Meets MnTC Goal 1 - PREREQUISITES: Student must score an 86 or above on the Accuplacer Sentence Skills assessment OR complete developmental courses through English Essentials AND score a 78 or higher on the Accuplacer Reading Comprehension Assessment OR complete College Reading I or II.
PSYC 1105 This general psychology course is an introduction and overview of the scientific study of behavior and experience. It includes topics like the history of psychology, research methods, perception, learning, human development, intelligence, motivation, social perception and group behavior, and psychological disorders.
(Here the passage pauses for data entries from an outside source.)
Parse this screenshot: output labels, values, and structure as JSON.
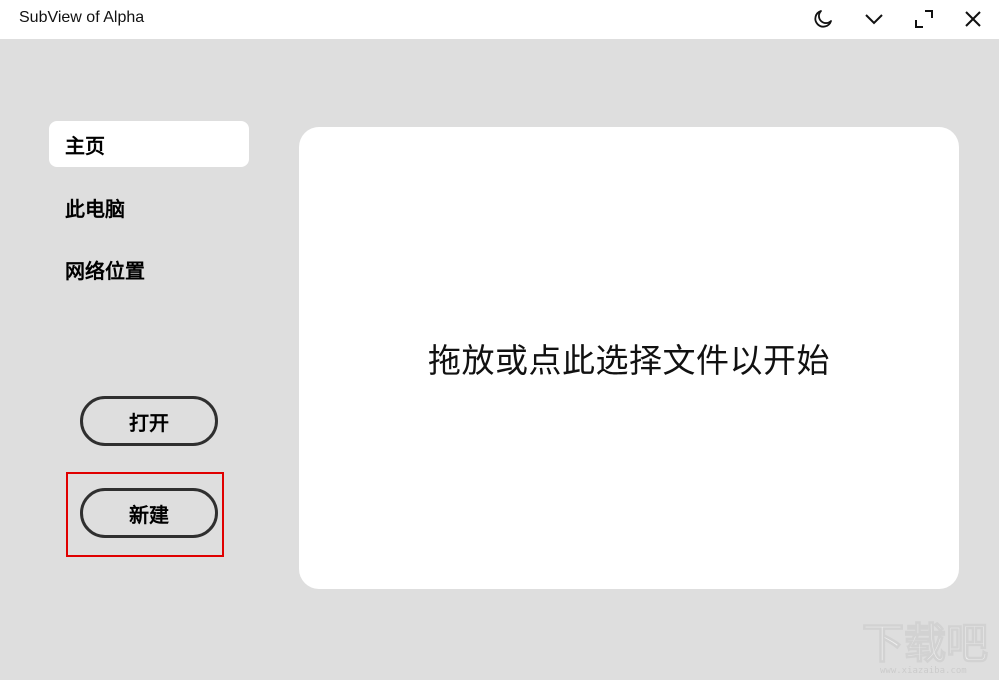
{
  "window": {
    "title": "SubView of Alpha",
    "controls": [
      {
        "name": "theme-toggle-icon"
      },
      {
        "name": "minimize-chevron-icon"
      },
      {
        "name": "maximize-icon"
      },
      {
        "name": "close-icon"
      }
    ]
  },
  "sidebar": {
    "items": [
      {
        "label": "主页",
        "active": true
      },
      {
        "label": "此电脑",
        "active": false
      },
      {
        "label": "网络位置",
        "active": false
      }
    ]
  },
  "actions": {
    "open_label": "打开",
    "new_label": "新建"
  },
  "main": {
    "drop_prompt": "拖放或点此选择文件以开始"
  },
  "watermark": {
    "text": "下载吧",
    "url": "www.xiazaiba.com"
  },
  "colors": {
    "background": "#dedede",
    "panel": "#ffffff",
    "highlight": "#e00000",
    "pill_border": "#2f2f2f"
  }
}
SOCY 1110 This course covers the basic concepts and terminology used in sociological studies. Sociology is broadly defined as the study of human social organization and social behavior including its forms and consequences. It will focus on the characteristics of human group life as they relate to the structure of the social environment and its influence on the individual. This course is designed to introduce students to the theories, concepts and areas of inquiry that typically characterize sociological analyses. Students will have the opportunity to examine the ethical/dimensions and issues facing political, social, and personal life as it relates to the topics in Sociology. Students will explore their own citizenship and find ways to apply their ideas and goals to civic learning and service learning through embracing facets of human society and the human condition.
Meets MnTC Goal 5 and MnTC Goal 9
SPEE 1020 This course is intended to increase student?s awareness of the processes, models, and theories of interpersonal communication relative to relationships that impact people?s personal and professional lives. Through self-analysis and reflection, case studies, practical application, and critical thinking, students will examine the influence of communicative behaviors on themselves, their personal relationships, groups, and society. Concepts include self-esteem, self-fulfilling prophecies, perception, ethics, emotion, conflict, cultural awareness, language, nonverbal communication, social media, and listening. Meets Goal 7.